Frogs are one of the planet’s most threatened groups of animals and are often an indicator of environmental health. FrogID is a citizen science project that enables anyone to record and upload frog calls, along with time and location data, using a free app. More than 30,000 people across Australia are currently registered with FrogID.

“It’s incredible that since launching FrogID just under three years ago, we’ve been able to work with thousands of citizen scientists to record and validate more than 200,000 frog calls. The data collected from these recordings will help us understand the distribution, habitat and conservation needs of this incredibly significant animal group, as well as monitor the health of our ecosystems.

“I’d like to thank everyone who has helped us reach this exciting milestone and encourage even more people to get involved by downloading the free app,” Dr. Jodi Rowley, Chief Scientist of FrogID, said.

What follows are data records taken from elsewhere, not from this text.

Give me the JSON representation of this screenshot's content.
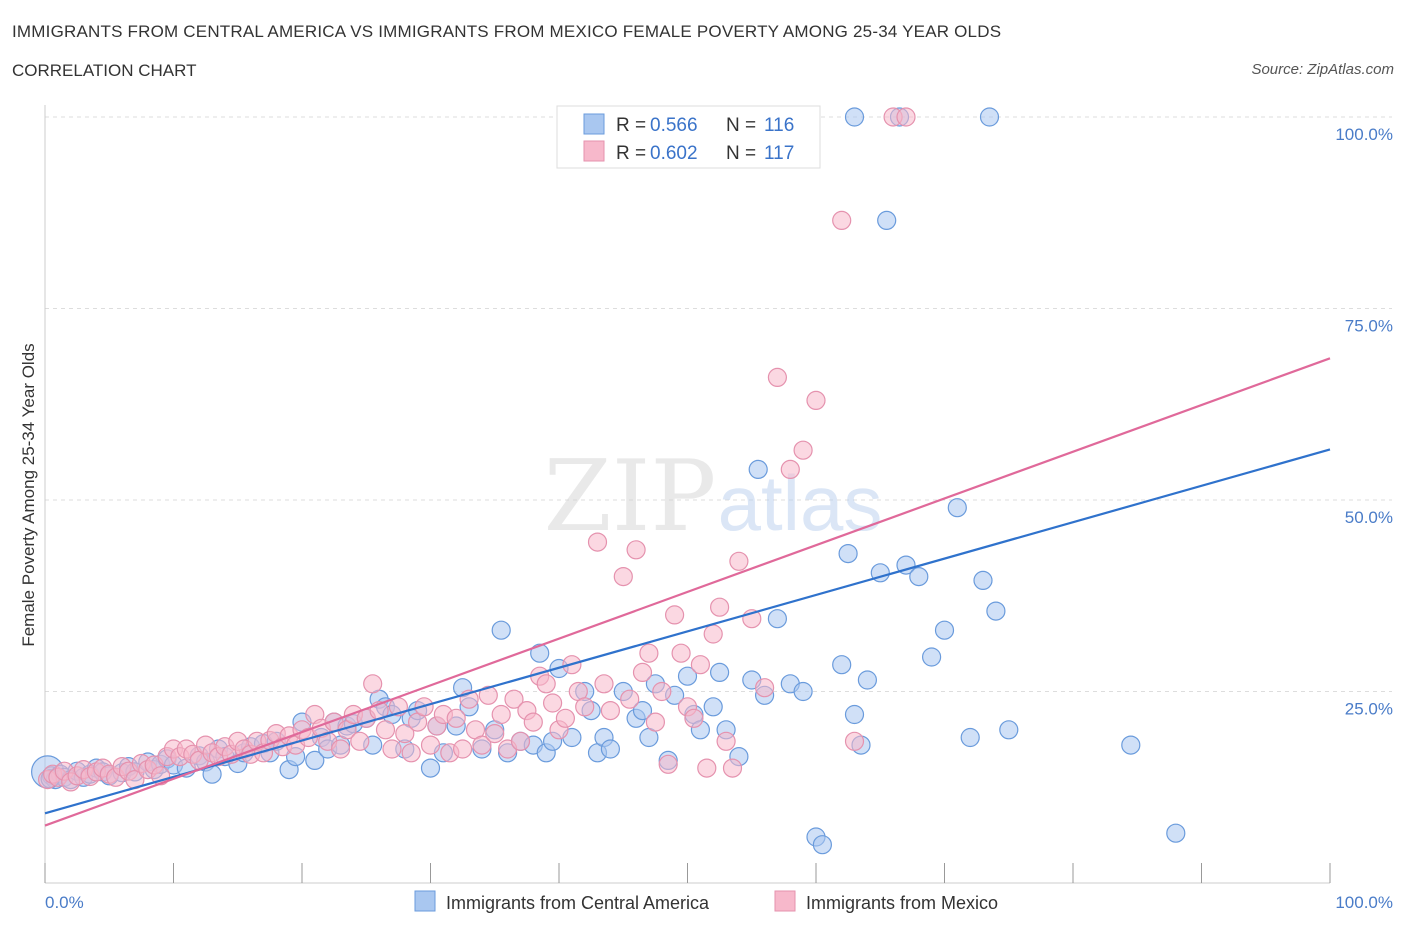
{
  "title": "IMMIGRANTS FROM CENTRAL AMERICA VS IMMIGRANTS FROM MEXICO FEMALE POVERTY AMONG 25-34 YEAR OLDS",
  "subtitle": "CORRELATION CHART",
  "source": "Source: ZipAtlas.com",
  "watermark": {
    "zip": "ZIP",
    "atlas": "atlas"
  },
  "colors": {
    "central_america_fill": "#a9c7f0",
    "central_america_line": "#2f72cc",
    "mexico_fill": "#f7b8cb",
    "mexico_line": "#e0699a",
    "tick_label": "#4a7cc8",
    "grid": "#dddddd"
  },
  "legend": {
    "rows": [
      {
        "r_label": "R = ",
        "r_value": "0.566",
        "n_label": "N = ",
        "n_value": "116"
      },
      {
        "r_label": "R = ",
        "r_value": "0.602",
        "n_label": "N = ",
        "n_value": "117"
      }
    ]
  },
  "chart_data": {
    "type": "scatter",
    "title": "IMMIGRANTS FROM CENTRAL AMERICA VS IMMIGRANTS FROM MEXICO FEMALE POVERTY AMONG 25-34 YEAR OLDS",
    "xlabel": "",
    "ylabel": "Female Poverty Among 25-34 Year Olds",
    "xlim": [
      0,
      100
    ],
    "ylim": [
      0,
      100
    ],
    "x_tick_labels": [
      "0.0%",
      "100.0%"
    ],
    "y_tick_labels": [
      "25.0%",
      "50.0%",
      "75.0%",
      "100.0%"
    ],
    "y_ticks": [
      25,
      50,
      75,
      100
    ],
    "grid": true,
    "legend_position": "top-center",
    "series": [
      {
        "name": "Immigrants from Central America",
        "color": "#a9c7f0",
        "trend": {
          "x": [
            0,
            100
          ],
          "y": [
            9.1,
            56.6
          ]
        },
        "points": [
          [
            0.2,
            14.5
          ],
          [
            0.5,
            14.0
          ],
          [
            0.8,
            13.5
          ],
          [
            1.2,
            14.2
          ],
          [
            1.5,
            13.8
          ],
          [
            2.0,
            13.5
          ],
          [
            2.5,
            14.6
          ],
          [
            3.0,
            13.8
          ],
          [
            3.5,
            14.2
          ],
          [
            4.0,
            15.0
          ],
          [
            4.5,
            14.5
          ],
          [
            5.0,
            14.0
          ],
          [
            6.0,
            14.4
          ],
          [
            6.5,
            15.2
          ],
          [
            7.0,
            14.5
          ],
          [
            8.0,
            15.8
          ],
          [
            8.5,
            14.8
          ],
          [
            9.0,
            15.5
          ],
          [
            9.5,
            16.2
          ],
          [
            10.0,
            15.4
          ],
          [
            11.0,
            15.0
          ],
          [
            12.0,
            16.6
          ],
          [
            12.5,
            15.8
          ],
          [
            13.0,
            14.2
          ],
          [
            13.5,
            17.5
          ],
          [
            14.0,
            16.5
          ],
          [
            15.0,
            15.6
          ],
          [
            15.5,
            17.0
          ],
          [
            16.0,
            17.8
          ],
          [
            17.0,
            18.2
          ],
          [
            17.5,
            17.0
          ],
          [
            18.0,
            18.5
          ],
          [
            19.0,
            14.8
          ],
          [
            19.5,
            16.5
          ],
          [
            20.0,
            21.0
          ],
          [
            21.0,
            16.0
          ],
          [
            21.5,
            19.0
          ],
          [
            22.0,
            17.5
          ],
          [
            22.5,
            21.0
          ],
          [
            23.0,
            18.0
          ],
          [
            23.5,
            20.5
          ],
          [
            24.0,
            20.8
          ],
          [
            25.0,
            21.5
          ],
          [
            25.5,
            18.0
          ],
          [
            26.0,
            24.0
          ],
          [
            26.5,
            23.0
          ],
          [
            27.0,
            22.0
          ],
          [
            28.0,
            17.5
          ],
          [
            28.5,
            21.5
          ],
          [
            29.0,
            22.5
          ],
          [
            30.0,
            15.0
          ],
          [
            30.5,
            20.5
          ],
          [
            31.0,
            17.0
          ],
          [
            32.0,
            20.5
          ],
          [
            32.5,
            25.5
          ],
          [
            33.0,
            23.0
          ],
          [
            34.0,
            17.5
          ],
          [
            35.0,
            20.0
          ],
          [
            35.5,
            33.0
          ],
          [
            36.0,
            17.0
          ],
          [
            37.0,
            18.5
          ],
          [
            38.0,
            18.0
          ],
          [
            38.5,
            30.0
          ],
          [
            39.0,
            17.0
          ],
          [
            39.5,
            18.5
          ],
          [
            40.0,
            28.0
          ],
          [
            41.0,
            19.0
          ],
          [
            42.0,
            25.0
          ],
          [
            42.5,
            22.5
          ],
          [
            43.0,
            17.0
          ],
          [
            43.5,
            19.0
          ],
          [
            44.0,
            17.5
          ],
          [
            45.0,
            25.0
          ],
          [
            46.0,
            21.5
          ],
          [
            46.5,
            22.5
          ],
          [
            47.0,
            19.0
          ],
          [
            47.5,
            26.0
          ],
          [
            48.5,
            16.0
          ],
          [
            49.0,
            24.5
          ],
          [
            50.0,
            27.0
          ],
          [
            50.5,
            22.0
          ],
          [
            51.0,
            20.0
          ],
          [
            52.0,
            23.0
          ],
          [
            52.5,
            27.5
          ],
          [
            53.0,
            20.0
          ],
          [
            54.0,
            16.5
          ],
          [
            55.0,
            26.5
          ],
          [
            55.5,
            54.0
          ],
          [
            56.0,
            24.5
          ],
          [
            57.0,
            34.5
          ],
          [
            58.0,
            26.0
          ],
          [
            59.0,
            25.0
          ],
          [
            60.0,
            6.0
          ],
          [
            60.5,
            5.0
          ],
          [
            62.0,
            28.5
          ],
          [
            62.5,
            43.0
          ],
          [
            63.0,
            22.0
          ],
          [
            63.5,
            18.0
          ],
          [
            64.0,
            26.5
          ],
          [
            65.0,
            40.5
          ],
          [
            65.5,
            86.5
          ],
          [
            67.0,
            41.5
          ],
          [
            68.0,
            40.0
          ],
          [
            69.0,
            29.5
          ],
          [
            70.0,
            33.0
          ],
          [
            71.0,
            49.0
          ],
          [
            72.0,
            19.0
          ],
          [
            73.0,
            39.5
          ],
          [
            74.0,
            35.5
          ],
          [
            75.0,
            20.0
          ],
          [
            63.0,
            100.0
          ],
          [
            66.5,
            100.0
          ],
          [
            73.5,
            100.0
          ],
          [
            84.5,
            18.0
          ],
          [
            88.0,
            6.5
          ],
          [
            0.4,
            13.6
          ]
        ]
      },
      {
        "name": "Immigrants from Mexico",
        "color": "#f7b8cb",
        "trend": {
          "x": [
            0,
            100
          ],
          "y": [
            7.5,
            68.5
          ]
        },
        "points": [
          [
            0.2,
            13.5
          ],
          [
            0.6,
            14.2
          ],
          [
            1.0,
            13.8
          ],
          [
            1.5,
            14.6
          ],
          [
            2.0,
            13.2
          ],
          [
            2.5,
            14.0
          ],
          [
            3.0,
            14.8
          ],
          [
            3.5,
            13.9
          ],
          [
            4.0,
            14.5
          ],
          [
            4.5,
            15.0
          ],
          [
            5.0,
            14.2
          ],
          [
            5.5,
            13.8
          ],
          [
            6.0,
            15.2
          ],
          [
            6.5,
            14.6
          ],
          [
            7.0,
            13.5
          ],
          [
            7.5,
            15.6
          ],
          [
            8.0,
            14.8
          ],
          [
            8.5,
            15.4
          ],
          [
            9.0,
            14.0
          ],
          [
            9.5,
            16.5
          ],
          [
            10.0,
            17.5
          ],
          [
            10.5,
            16.5
          ],
          [
            11.0,
            17.5
          ],
          [
            11.5,
            16.8
          ],
          [
            12.0,
            16.0
          ],
          [
            12.5,
            18.0
          ],
          [
            13.0,
            17.0
          ],
          [
            13.5,
            16.5
          ],
          [
            14.0,
            17.8
          ],
          [
            14.5,
            16.8
          ],
          [
            15.0,
            18.5
          ],
          [
            15.5,
            17.5
          ],
          [
            16.0,
            16.8
          ],
          [
            16.5,
            18.5
          ],
          [
            17.0,
            17.0
          ],
          [
            17.5,
            18.6
          ],
          [
            18.0,
            19.5
          ],
          [
            18.5,
            17.8
          ],
          [
            19.0,
            19.2
          ],
          [
            19.5,
            18.0
          ],
          [
            20.0,
            20.0
          ],
          [
            20.5,
            19.0
          ],
          [
            21.0,
            22.0
          ],
          [
            21.5,
            20.2
          ],
          [
            22.0,
            18.5
          ],
          [
            22.5,
            21.0
          ],
          [
            23.0,
            17.5
          ],
          [
            23.5,
            20.0
          ],
          [
            24.0,
            22.0
          ],
          [
            24.5,
            18.5
          ],
          [
            25.0,
            21.5
          ],
          [
            25.5,
            26.0
          ],
          [
            26.0,
            22.5
          ],
          [
            26.5,
            20.0
          ],
          [
            27.0,
            17.5
          ],
          [
            27.5,
            23.0
          ],
          [
            28.0,
            19.5
          ],
          [
            28.5,
            17.0
          ],
          [
            29.0,
            21.0
          ],
          [
            29.5,
            23.0
          ],
          [
            30.0,
            18.0
          ],
          [
            30.5,
            20.5
          ],
          [
            31.0,
            22.0
          ],
          [
            31.5,
            17.0
          ],
          [
            32.0,
            21.5
          ],
          [
            32.5,
            17.5
          ],
          [
            33.0,
            24.0
          ],
          [
            33.5,
            20.0
          ],
          [
            34.0,
            18.0
          ],
          [
            34.5,
            24.5
          ],
          [
            35.0,
            19.5
          ],
          [
            35.5,
            22.0
          ],
          [
            36.0,
            17.5
          ],
          [
            36.5,
            24.0
          ],
          [
            37.0,
            18.5
          ],
          [
            37.5,
            22.5
          ],
          [
            38.0,
            21.0
          ],
          [
            38.5,
            27.0
          ],
          [
            39.0,
            26.0
          ],
          [
            39.5,
            23.5
          ],
          [
            40.0,
            20.0
          ],
          [
            40.5,
            21.5
          ],
          [
            41.0,
            28.5
          ],
          [
            41.5,
            25.0
          ],
          [
            42.0,
            23.0
          ],
          [
            43.0,
            44.5
          ],
          [
            43.5,
            26.0
          ],
          [
            44.0,
            22.5
          ],
          [
            45.0,
            40.0
          ],
          [
            45.5,
            24.0
          ],
          [
            46.0,
            43.5
          ],
          [
            46.5,
            27.5
          ],
          [
            47.0,
            30.0
          ],
          [
            47.5,
            21.0
          ],
          [
            48.0,
            25.0
          ],
          [
            48.5,
            15.5
          ],
          [
            49.0,
            35.0
          ],
          [
            49.5,
            30.0
          ],
          [
            50.0,
            23.0
          ],
          [
            50.5,
            21.5
          ],
          [
            51.0,
            28.5
          ],
          [
            51.5,
            15.0
          ],
          [
            52.0,
            32.5
          ],
          [
            52.5,
            36.0
          ],
          [
            53.0,
            18.5
          ],
          [
            53.5,
            15.0
          ],
          [
            54.0,
            42.0
          ],
          [
            55.0,
            34.5
          ],
          [
            56.0,
            25.5
          ],
          [
            57.0,
            66.0
          ],
          [
            58.0,
            54.0
          ],
          [
            59.0,
            56.5
          ],
          [
            60.0,
            63.0
          ],
          [
            62.0,
            86.5
          ],
          [
            63.0,
            18.5
          ],
          [
            66.0,
            100.0
          ],
          [
            67.0,
            100.0
          ]
        ]
      }
    ]
  },
  "bottom_legend": [
    {
      "label": "Immigrants from Central America"
    },
    {
      "label": "Immigrants from Mexico"
    }
  ]
}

FrogID is not the only Australian Museum citizen science program that’s seen an uptick in participation this year. DigiVol’s Wildlife Spotter project has also seen a huge increase in activity during the COVID-19 pandemic. This program engages citizen scientists in identifying wildlife in camera trap images from across Australia, without leaving home.

This year, citizen scientists have transcribed nearly 2.4 million animal identifications in images on DigiVol’s Wildlife Spotter. In June alone, volunteers completed more than 500,000 transcriptions. This information will help Australian researchers monitor and protect Australia’s iconic wildlife.

“Citizen science is important work that makes a difference. I’m proud that the Australian Museum established the Centre for Citizen Science, helping engage the public to make meaningful contributions to science through programs like FrogID and DigiVol’s Wildlife Spotter.

I hope we will continue to see more people participate and become citizen scientists, ultimately helping us make positive changes for the environment,” Kim McKay AO, Director and CEO of the Australian Museum said.

Anyone can become a citizen scientist. On 15 August, the start of National Science Week, the Australian Museum partnered with the Royal Botanical Garden in Sydney to launch the Sydney Science Trail, which will run through 15 September. This series of free, virtual events and interactive learning activities will help inspire the scientist in everyone. Learn more and register at

About the Australian Museum

The Australian Museum (AM) was founded in 1827 and is the nation’s first museum. It is internationally recognised as a natural science and culture institution focused on Australia and the Pacific. As custodian of more than 21.9 million objects and specimens, the AM is uniquely positioned to provide a greater understanding of the region through its scientific research, exhibitions and public and education programs. Through the Australian Museum Research Institute (AMRI), the AM also has a leading role in conserving Australia’s biodiversity through understanding the environmental impacts of climate change, potential biosecurity threats and invasive species.

About the Australian Museum Research Institute

The research undertaken by the Australian Museum Research Institute informs decision making, policy and global, regional and national efforts to manage biological resources. The Australian Museum Research Institute’s work guides conservation management decisions including management of wild and captive populations of endangered species, protected areas, natural resources such as marine fishing grounds and land restoration.